Arkive is in its earliest foundation stage.

The current work focuses on defining the project identity, contribution workflow, architectural direction, source acceptance policy, license policy, and AI answer policy.

No production archive, ingestion pipeline, search runtime, or AI assistant should be assumed to exist yet.

Implementation direction

Arkive is expected to start as a Python-first project for ingestion, processing, validation, indexing, and runtime prototyping because of Pythons strong document-processing, data, machine-learning, and retrieval-augmented generation ecosystem.

The project should avoid unnecessary language lock-in.
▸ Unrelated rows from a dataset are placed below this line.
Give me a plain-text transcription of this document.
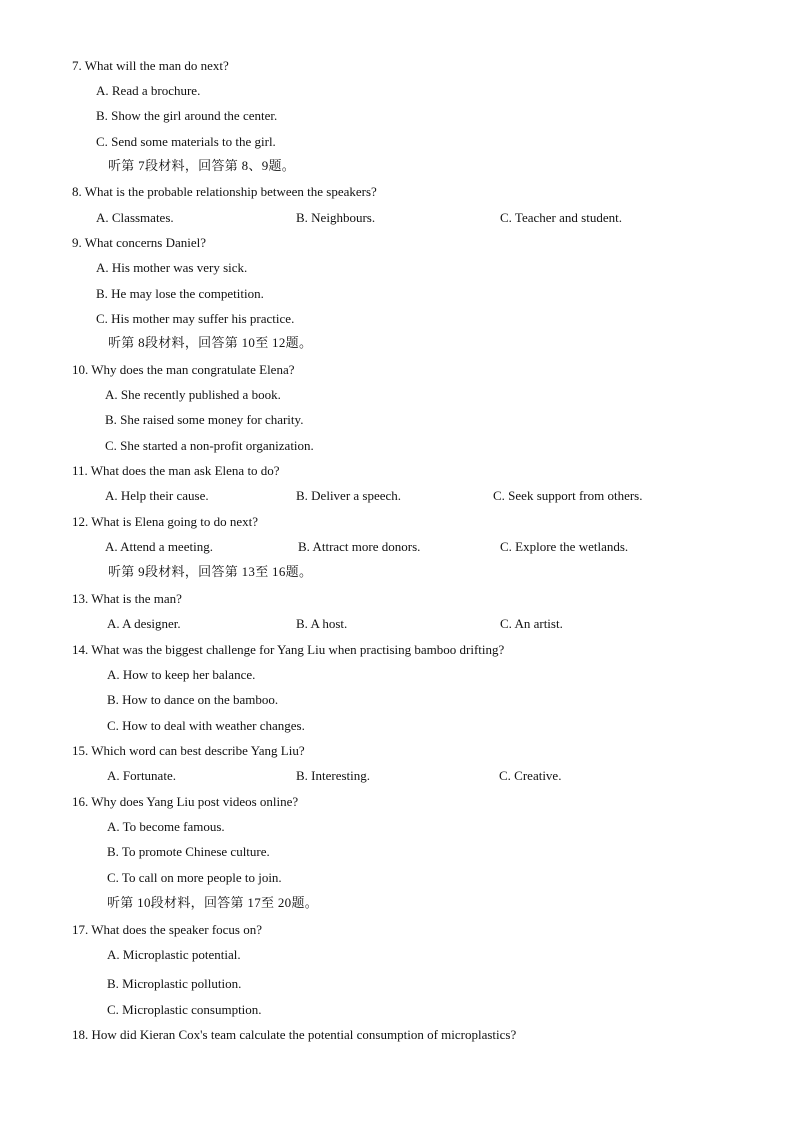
7. What will the man do next?
A. Read a brochure.
B. Show the girl around the center.
C. Send some materials to the girl.
听第 7段材料，回答第 8、9题。
8. What is the probable relationship between the speakers?
A. Classmates.	B. Neighbours.	C. Teacher and student.
9. What concerns Daniel?
A. His mother was very sick.
B. He may lose the competition.
C. His mother may suffer his practice.
听第 8段材料，回答第 10至 12题。
10. Why does the man congratulate Elena?
A. She recently published a book.
B. She raised some money for charity.
C. She started a non-profit organization.
11. What does the man ask Elena to do?
A. Help their cause.	B. Deliver a speech.	C. Seek support from others.
12. What is Elena going to do next?
A. Attend a meeting.	B. Attract more donors.	C. Explore the wetlands.
听第 9段材料，回答第 13至 16题。
13. What is the man?
A. A designer.	B. A host.	C. An artist.
14. What was the biggest challenge for Yang Liu when practising bamboo drifting?
A. How to keep her balance.
B. How to dance on the bamboo.
C. How to deal with weather changes.
15. Which word can best describe Yang Liu?
A. Fortunate.	B. Interesting.	C. Creative.
16. Why does Yang Liu post videos online?
A. To become famous.
B. To promote Chinese culture.
C. To call on more people to join.
听第 10段材料，回答第 17至 20题。
17. What does the speaker focus on?
A. Microplastic potential.
B. Microplastic pollution.
C. Microplastic consumption.
18. How did Kieran Cox's team calculate the potential consumption of microplastics?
Stable data contracts, documented boundaries, and transparent source handling are more important than tying every future component to one programming language.

Performance-sensitive or deployment-focused components may later be implemented in Rust or another compiled language if a real need appears.

License

The project license and content licensing model will be defined as the project foundation matures.

Code, metadata, documentation, and source documents may require different license handling. Source document licenses must be tracked separately from the Arkive project code license.